Secara umum pola relasi antara eksekutif dan legislatif di sebuah negara demokrasi diwarnai oleh dua kecenderungan utama. Pertama, pola relasi bersifat dominasi satu lembaga atas lembaga lain. Apakah itu dominasi lembaga eksekutif atas lembaga legislatif maupun dominasi lembaga legislatif atas lembaga eksekutif. Kedua, pola relasi didasarkan pada keseimbangan bandul kekuasaan antara lembaga eksekutif dan legislatif.
Sejauh mana kecenderungan di antara kedua pola relasi tersebut dalam realitas sistem presidensial tidak cuma ditentukan oleh bangunan desain institusi, melainkan juga ditentukan berbagai variabel lain bersifat kondisional dari negara demokrasi bersangkutan. Pola relasi kekuasaan antara lembaga eksekutif dan legislatif menjadi faktor determinan menentukan apakah sebuah pemerintahan hasil pemilu akan berlangsung efektif atau tidak efektif.
Sistem presidensial secara teoritis memungkinkan terwujudnya pemerintahan efektif karena lembaga kepresidenan memiliki legitimasi dan mandat sebagai konsekuensi dipilih langsung oleh rakyat serta presiden memiliki masa jabatan bersifat tetap.
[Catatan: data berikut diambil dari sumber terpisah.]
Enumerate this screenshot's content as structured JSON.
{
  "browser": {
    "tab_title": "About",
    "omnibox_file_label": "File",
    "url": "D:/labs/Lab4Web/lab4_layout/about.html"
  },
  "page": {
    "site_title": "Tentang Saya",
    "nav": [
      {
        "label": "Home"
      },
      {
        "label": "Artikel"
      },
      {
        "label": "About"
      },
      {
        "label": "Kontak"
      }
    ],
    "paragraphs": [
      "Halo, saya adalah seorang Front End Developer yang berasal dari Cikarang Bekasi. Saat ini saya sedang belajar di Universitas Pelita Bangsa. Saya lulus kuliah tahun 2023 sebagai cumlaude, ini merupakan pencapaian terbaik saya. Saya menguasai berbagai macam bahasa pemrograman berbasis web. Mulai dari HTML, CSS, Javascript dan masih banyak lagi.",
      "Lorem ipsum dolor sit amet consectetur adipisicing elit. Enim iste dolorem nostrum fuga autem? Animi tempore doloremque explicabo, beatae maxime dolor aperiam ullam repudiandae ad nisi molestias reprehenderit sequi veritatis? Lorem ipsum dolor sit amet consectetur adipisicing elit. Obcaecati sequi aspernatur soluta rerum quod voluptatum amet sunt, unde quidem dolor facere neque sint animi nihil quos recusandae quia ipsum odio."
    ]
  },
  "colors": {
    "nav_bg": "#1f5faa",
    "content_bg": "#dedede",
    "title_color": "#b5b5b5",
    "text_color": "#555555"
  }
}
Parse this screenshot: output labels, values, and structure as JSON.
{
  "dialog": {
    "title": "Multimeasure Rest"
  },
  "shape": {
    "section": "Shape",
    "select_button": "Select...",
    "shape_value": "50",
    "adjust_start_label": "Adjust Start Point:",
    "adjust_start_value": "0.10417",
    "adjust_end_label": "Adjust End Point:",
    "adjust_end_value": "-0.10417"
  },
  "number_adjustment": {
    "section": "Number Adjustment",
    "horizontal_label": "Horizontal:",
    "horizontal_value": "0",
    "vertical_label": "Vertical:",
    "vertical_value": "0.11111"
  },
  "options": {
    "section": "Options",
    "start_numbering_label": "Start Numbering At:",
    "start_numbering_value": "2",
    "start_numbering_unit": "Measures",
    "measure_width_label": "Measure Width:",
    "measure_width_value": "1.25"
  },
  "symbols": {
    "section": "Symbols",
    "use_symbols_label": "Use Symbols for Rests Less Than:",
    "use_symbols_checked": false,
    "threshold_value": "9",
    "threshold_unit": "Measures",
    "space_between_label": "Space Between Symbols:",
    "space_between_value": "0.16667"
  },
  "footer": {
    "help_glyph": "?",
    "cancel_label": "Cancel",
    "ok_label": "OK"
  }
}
Selain itu, prinsip sistem presidensial yang memisahkan kekuasaan eksekutif dan legislatif memberi peluang bagi presiden untuk melaksanakan kebijakan pemerintahan tanpa harus terganggu oleh dinamika lembaga legislatif. Asumsinya adalah semakin minim distorsi dan interupsi dalam proses pembentukan serta pelaksanaan kebijakan akan membuat pemerintahan lebih efektif sehingga pencapaian tujuan bernegara dan bernegara menjadi lebih konkret.
Para elite politik kita meyakini bahwa sistem presidensial akan menghasilkan pemerintahan efektif apabila presiden didukung oleh mayoritas kekuatan partai politik di parlemen. Sebaliknya, apabila presiden hanya didukung kekuatan minoritas partai politik di parlemen, maka cenderung membuka peluang menghadirkan "gangguan-gangguan" bagi presiden dalam menjalankan roda pemerintahan.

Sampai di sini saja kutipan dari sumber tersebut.